Proces apelacyjny uniewinnionego ws. o zabójstwo - kluczowe wątpliwości co do śladów DNA
Do zbrodni doszło w połowie grudnia 2017 roku w jednym z domów w Sejnach (Podlaskie). Ofiarą był 65-letni mieszkaniec miasta; rodzina i znajomi zaniepokojeni brakiem kontaktu z nim zaalarmowali służby, skierowani na miejsce policjanci nabrali podejrzeń, że doszło do włamania, a w domu znaleźli zwłoki mężczyzny.
Ofiara zginęła od ciosów nożem, miała też poważne obrażenia głowy. Podejrzany o dokonanie tego zabójstwa mężczyzna, wówczas 50-letni, został zatrzymany w jednym z gospodarstw rolnych w powiecie łomżyńskim. Prokuratura Okręgowa w Suwałkach postawiła mu zarzut zabójstwa z zamiarem bezpośrednim i działania wspólnie i w porozumieniu z inną nieustaloną osobą (lub osobami).

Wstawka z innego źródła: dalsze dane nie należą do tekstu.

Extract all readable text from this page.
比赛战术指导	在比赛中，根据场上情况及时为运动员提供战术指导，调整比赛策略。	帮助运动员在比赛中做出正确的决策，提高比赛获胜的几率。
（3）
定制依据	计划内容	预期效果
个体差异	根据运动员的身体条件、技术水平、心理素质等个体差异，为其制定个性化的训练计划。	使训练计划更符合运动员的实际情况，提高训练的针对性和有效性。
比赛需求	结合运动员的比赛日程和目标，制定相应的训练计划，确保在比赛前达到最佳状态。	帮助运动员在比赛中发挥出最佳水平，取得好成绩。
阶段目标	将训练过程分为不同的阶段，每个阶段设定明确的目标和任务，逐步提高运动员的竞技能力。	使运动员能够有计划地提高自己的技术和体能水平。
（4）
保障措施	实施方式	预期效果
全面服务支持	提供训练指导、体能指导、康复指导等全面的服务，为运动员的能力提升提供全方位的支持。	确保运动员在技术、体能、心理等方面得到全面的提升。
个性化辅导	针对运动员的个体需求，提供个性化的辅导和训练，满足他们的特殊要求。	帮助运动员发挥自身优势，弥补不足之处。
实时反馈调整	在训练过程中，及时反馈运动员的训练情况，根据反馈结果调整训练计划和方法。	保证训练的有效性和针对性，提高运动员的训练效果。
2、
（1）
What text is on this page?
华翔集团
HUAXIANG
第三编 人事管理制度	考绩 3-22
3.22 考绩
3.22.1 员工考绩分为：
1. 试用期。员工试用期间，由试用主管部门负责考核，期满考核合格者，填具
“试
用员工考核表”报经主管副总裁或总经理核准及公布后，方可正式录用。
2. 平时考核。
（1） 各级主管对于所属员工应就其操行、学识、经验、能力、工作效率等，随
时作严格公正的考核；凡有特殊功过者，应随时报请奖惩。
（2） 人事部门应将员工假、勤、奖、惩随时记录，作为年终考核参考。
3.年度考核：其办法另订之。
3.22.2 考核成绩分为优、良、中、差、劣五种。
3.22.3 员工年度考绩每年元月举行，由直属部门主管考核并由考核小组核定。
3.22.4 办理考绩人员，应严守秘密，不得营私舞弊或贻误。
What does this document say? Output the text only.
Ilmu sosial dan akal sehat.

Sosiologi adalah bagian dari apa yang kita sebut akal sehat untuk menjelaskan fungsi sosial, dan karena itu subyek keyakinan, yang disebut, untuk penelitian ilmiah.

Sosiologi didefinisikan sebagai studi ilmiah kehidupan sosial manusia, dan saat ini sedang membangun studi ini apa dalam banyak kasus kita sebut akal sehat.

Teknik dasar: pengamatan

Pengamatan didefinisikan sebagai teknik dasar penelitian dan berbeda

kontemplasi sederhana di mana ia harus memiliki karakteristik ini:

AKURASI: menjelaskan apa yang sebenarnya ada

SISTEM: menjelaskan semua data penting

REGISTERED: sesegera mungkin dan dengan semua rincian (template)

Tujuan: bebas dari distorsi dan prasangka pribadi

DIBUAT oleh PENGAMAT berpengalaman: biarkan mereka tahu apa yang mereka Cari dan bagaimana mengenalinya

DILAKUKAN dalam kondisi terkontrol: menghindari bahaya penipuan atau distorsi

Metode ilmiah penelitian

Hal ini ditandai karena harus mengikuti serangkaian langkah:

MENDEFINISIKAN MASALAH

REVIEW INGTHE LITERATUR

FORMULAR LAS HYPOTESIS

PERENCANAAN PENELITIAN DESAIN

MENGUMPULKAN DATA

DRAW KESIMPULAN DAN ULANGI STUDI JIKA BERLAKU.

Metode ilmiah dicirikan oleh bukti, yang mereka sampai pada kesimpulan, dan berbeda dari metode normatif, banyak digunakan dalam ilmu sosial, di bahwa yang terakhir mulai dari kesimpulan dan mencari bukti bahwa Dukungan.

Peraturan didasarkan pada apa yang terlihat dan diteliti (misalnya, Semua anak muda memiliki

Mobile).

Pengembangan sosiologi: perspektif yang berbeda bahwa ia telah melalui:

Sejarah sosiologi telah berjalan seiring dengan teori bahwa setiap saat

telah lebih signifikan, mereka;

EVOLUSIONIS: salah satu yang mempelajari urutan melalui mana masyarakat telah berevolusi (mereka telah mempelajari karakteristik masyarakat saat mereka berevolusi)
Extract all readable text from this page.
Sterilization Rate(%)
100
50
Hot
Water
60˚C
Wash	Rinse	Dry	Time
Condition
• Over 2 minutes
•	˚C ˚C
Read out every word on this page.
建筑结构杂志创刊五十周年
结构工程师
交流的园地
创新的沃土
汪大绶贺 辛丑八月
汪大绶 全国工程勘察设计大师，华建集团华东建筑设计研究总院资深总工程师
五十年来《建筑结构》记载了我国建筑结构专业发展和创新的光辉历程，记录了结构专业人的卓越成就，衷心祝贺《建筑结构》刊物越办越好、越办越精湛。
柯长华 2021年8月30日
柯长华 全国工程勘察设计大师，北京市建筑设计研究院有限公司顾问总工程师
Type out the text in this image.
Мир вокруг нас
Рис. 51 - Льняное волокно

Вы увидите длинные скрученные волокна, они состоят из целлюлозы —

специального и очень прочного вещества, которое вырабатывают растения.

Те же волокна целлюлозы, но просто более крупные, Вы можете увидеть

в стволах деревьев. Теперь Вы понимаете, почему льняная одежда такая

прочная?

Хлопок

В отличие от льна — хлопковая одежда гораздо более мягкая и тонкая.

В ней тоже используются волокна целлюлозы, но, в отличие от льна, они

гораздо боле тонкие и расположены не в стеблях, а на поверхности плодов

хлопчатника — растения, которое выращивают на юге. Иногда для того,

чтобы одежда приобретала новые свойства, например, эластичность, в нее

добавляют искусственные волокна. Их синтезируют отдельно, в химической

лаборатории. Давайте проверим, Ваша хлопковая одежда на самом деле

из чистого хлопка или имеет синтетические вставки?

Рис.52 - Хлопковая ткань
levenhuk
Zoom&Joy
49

Sąd Okręgowy w Suwałkach w pierwszym procesie oskarżonego uniewinnił, ale ten wyrok uchylił sąd odwoławczy. W połowie ub. roku przed suwalskim sądem ponownie zapadł wyrok uniewinniajacy, który ponownie zaskarżyła prokuratura. Domaga się jego ponownego uchylenia i ponownego zwrotu sprawy do pierwszej instancji.
Sąd okręgowy uznał, że zebrane dowody nie wskazują jednoznacznie na oskarżonego, a wątpliwości należy rozstrzygać na jego korzyść. Sąd zwracał uwagę, że jasne są okoliczności zbrodni i sposób działania sprawcy lub sprawców, ale nie można jednoznacznie wskazać motywu (w ocenie śledczych, był to motyw rabunkowy) i skazać za to oskarżonego.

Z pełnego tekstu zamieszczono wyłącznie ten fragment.